They Make ‘Em Tough in ‘ull!!

They make ‘em tough in Hull!

 

In 1974 I was living in a tiny London flat with my wife Liz and baby son. When Liz’s grandmother died we were offered her house in Hull, and so we set about moving up north. Before we could get here Hull City Council placed a demolition order on our prospective house and offered a massive £25 compensation.

Undeterred, now that I had secured a place at Hull University to do a teaching course, we travelled up to Hull for a weekend, and in one afternoon, bought the cheapest house we could find for £800. Job done.

 

The weeks passed. My wife moved up to our new home in Fleet Street, off Stepney Lane, behind Beverley Road baths, with our toddler Dylan. I just had to finish my work and research before joining them.

 

I had one week to complete and then I would start a new life in Hull – except I wasn’t well. I was peeing dark brown liquid and felt terrible. It was worse than flu – worse than man-flu. I went to the doctor. After a brief wait I was called in. The doctor looked up.

‘Stop there!’ he ordered brusquely.

I halted.

He never took his eyes off me and yet somehow managed to write a note. He placed it on the very edge of his desk and retreated to the corner of the room.

I watched with some trepidation. It was beginning to look serious.

‘Take this note and go straight to hospital,’ he ordered. ‘You have hepatitis. Do not go near anyone. You are highly contagious.’

Feeling a wave of anxiety, I edged forward as instructed, while the doctor cringed in the corner of the surgery, took the note from his desk and slowly backed away.

 

I made my way straight to the nearby Royal Free Hospital. I was feeling so ill I could hardly think. At the hospital I handed the note straight to the receptionist and began to tell her the story of my highly infectious disease.

She wasn’t interested. ‘Go and sit over there,’ she informed me, pointing to the full waiting room.

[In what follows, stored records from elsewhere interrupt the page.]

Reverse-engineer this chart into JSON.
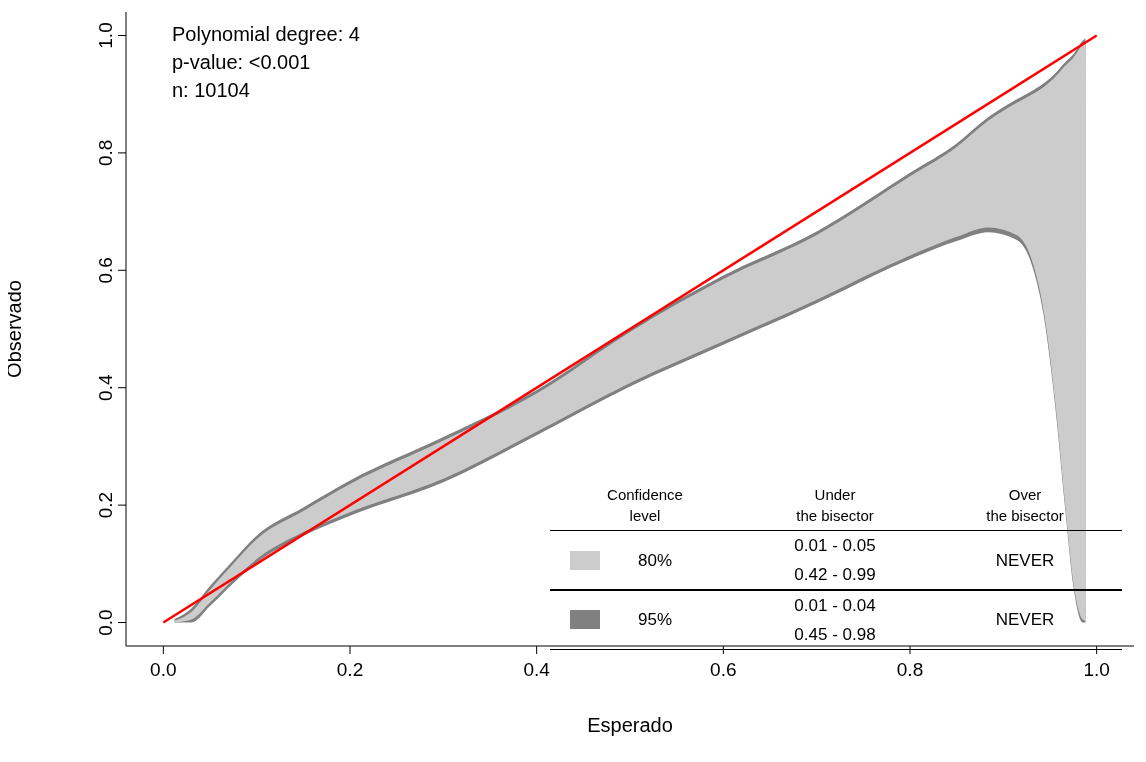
{
  "chart_data": {
    "type": "area",
    "xlabel": "Esperado",
    "ylabel": "Observado",
    "xlim": [
      -0.04,
      1.04
    ],
    "ylim": [
      -0.04,
      1.04
    ],
    "xticks": [
      {
        "value": 0,
        "label": "0.0"
      },
      {
        "value": 0.2,
        "label": "0.2"
      },
      {
        "value": 0.4,
        "label": "0.4"
      },
      {
        "value": 0.6,
        "label": "0.6"
      },
      {
        "value": 0.8,
        "label": "0.8"
      },
      {
        "value": 1,
        "label": "1.0"
      }
    ],
    "yticks": [
      {
        "value": 0,
        "label": "0.0"
      },
      {
        "value": 0.2,
        "label": "0.2"
      },
      {
        "value": 0.4,
        "label": "0.4"
      },
      {
        "value": 0.6,
        "label": "0.6"
      },
      {
        "value": 0.8,
        "label": "0.8"
      },
      {
        "value": 1,
        "label": "1.0"
      }
    ],
    "grid": false,
    "legend": "bottom right",
    "legend_title": "Confidence\nlevel",
    "annotations": [
      "Polynomial degree: 4\np-value: <0.001\nn: 10104",
      "Under\nthe bisector",
      "Over\nthe bisector",
      "0.01 - 0.05\n0.42 - 0.99",
      "NEVER",
      "0.01 - 0.04\n0.45 - 0.98",
      "NEVER"
    ],
    "series": [
      {
        "name": "95%",
        "color": "#808080",
        "values": [
          null,
          null,
          null,
          null,
          null,
          null,
          null,
          null,
          null,
          null,
          null,
          null,
          null,
          null,
          null,
          null,
          null,
          null,
          null,
          null,
          null,
          null,
          null
        ],
        "x": [
          0.012,
          0.03,
          0.05,
          0.075,
          0.1,
          0.15,
          0.2,
          0.3,
          0.4,
          0.5,
          0.6,
          0.7,
          0.8,
          0.85,
          0.884,
          0.914,
          0.931,
          0.943,
          0.956,
          0.966,
          0.975,
          0.985,
          0.988
        ],
        "lower": [
          0.0,
          0.0,
          0.028,
          0.067,
          0.102,
          0.148,
          0.182,
          0.239,
          0.319,
          0.402,
          0.473,
          0.544,
          0.619,
          0.65,
          0.665,
          0.652,
          0.607,
          0.525,
          0.362,
          0.198,
          0.062,
          0.0,
          0.0
        ],
        "upper": [
          0.006,
          0.024,
          0.062,
          0.106,
          0.148,
          0.196,
          0.242,
          0.316,
          0.396,
          0.501,
          0.591,
          0.666,
          0.766,
          0.816,
          0.861,
          0.891,
          0.906,
          0.918,
          0.936,
          0.954,
          0.968,
          0.991,
          0.995
        ]
      },
      {
        "name": "80%",
        "color": "#cccccc",
        "values": [
          null,
          null,
          null,
          null,
          null,
          null,
          null,
          null,
          null,
          null,
          null,
          null,
          null,
          null,
          null,
          null,
          null,
          null,
          null,
          null,
          null,
          null,
          null
        ],
        "x": [
          0.012,
          0.03,
          0.05,
          0.075,
          0.1,
          0.15,
          0.2,
          0.3,
          0.4,
          0.5,
          0.6,
          0.7,
          0.8,
          0.85,
          0.884,
          0.914,
          0.931,
          0.943,
          0.956,
          0.966,
          0.975,
          0.985,
          0.988
        ],
        "lower": [
          0.0,
          0.005,
          0.034,
          0.073,
          0.108,
          0.154,
          0.188,
          0.245,
          0.325,
          0.408,
          0.479,
          0.55,
          0.625,
          0.657,
          0.673,
          0.66,
          0.615,
          0.533,
          0.37,
          0.205,
          0.068,
          0.005,
          0.003
        ],
        "upper": [
          0.003,
          0.018,
          0.056,
          0.1,
          0.142,
          0.19,
          0.236,
          0.31,
          0.39,
          0.495,
          0.585,
          0.66,
          0.76,
          0.81,
          0.855,
          0.885,
          0.9,
          0.912,
          0.93,
          0.948,
          0.962,
          0.985,
          0.99
        ]
      },
      {
        "type": "line",
        "color": "#ff0000",
        "x": [
          0,
          1
        ],
        "values": [
          0,
          1
        ]
      }
    ]
  }
}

Once again I tried to tell her about my life threatening condition.

‘If you do not sit over there you will not be seen,’ she informed me sternly.

I was too ill to object so did as instructed.

Eventually the doctor saw me. ‘What on earth were you doing sitting in the waiting room?’ He asked aghast. ‘You could have infected half of London!’

I mumbled about the receptionist.

‘We will have to get you into solitary confinement straight away,’ the doctor informed me. ‘You are extremely ill.’

I mumbled something about my wife and child being in Hull and wouldn’t it be possible to be admitted up there.

‘If you discharge yourself you will have to fill in this disclaimer,’ he informed me sniffily. ‘I cannot take responsibility for what happens to you or your family.’

I filled in the form.

We did not have a phone in Hull and this was before the days of mobiles. I had no means of letting Liz know what was going on.

I somehow negotiated trains and buses, attempting to keep myself away from people and stepped off the final bus on Beverley Road.

That’s where my plan fell apart. In my dazed state I could not remember where to go. I was bewildered. I found myself standing outside the Bull, not knowing where I lived.

I spied a young boy and asked him directions to Fleet Street. He looked at me with suspicion as if I was an idiot. ‘See that lad having a lot off to the bairn over there,’ he said with a rich Hull twang. ‘Yer go down tenny t’end ‘n turn right.’ I stood and stared, completely uncomprehending. I might as well have been on Mars. He was talking a different language. What was all this about lads, bairns and tennys? I nodded my thanks and headed off in the general direction indicated.

 

Liz was amazed to find me at the door a week early, especially when I told her not to come within fifteen feet of me as I was dying of a highly infectious and lethal disease.

I went in to the front room and she brought me a cup of tea. Then we set off to Hull General Hospital complete with baby in pram and me walking five paces behind.

I was unceremoniously turned away.

They did not have a casualty department and no matter how ill I was, nobody would see me. I was directed to Hull Royal Infirmary.

That sounded right – I was completely infirm. Besides, if it was good enough for royalty…….

I don’t remember how I got there but once there, and after a considerable wait, they explained I had to go back home. They would not see me because I did not have a GP. It didn’t matter if I was dying. I had to register with a local GP first. Somehow I got ‘home’ and the next morning, after a night in the spare room, Liz registered me at the local surgery.

 

A locum came out to see me. He examined me with stethoscope, thermometer and gave my belly a good prod with his hand, on the floor of the spare bedroom, and pronounced that I did indeed have hepatitis. My liver was very swollen.

I was expecting an ambulance and hospital.

He gave me a prescription for paracetamol and told me to go to bed, take two pills every eight hours and drink lots of fluids.

‘What about my wife and child?’ I mumbled. ‘I’m highly infectious.’

‘Use separate towels,’ he casually instructed as he packed up to leave without washing his hands, taking my deadly virus with him to the next patient.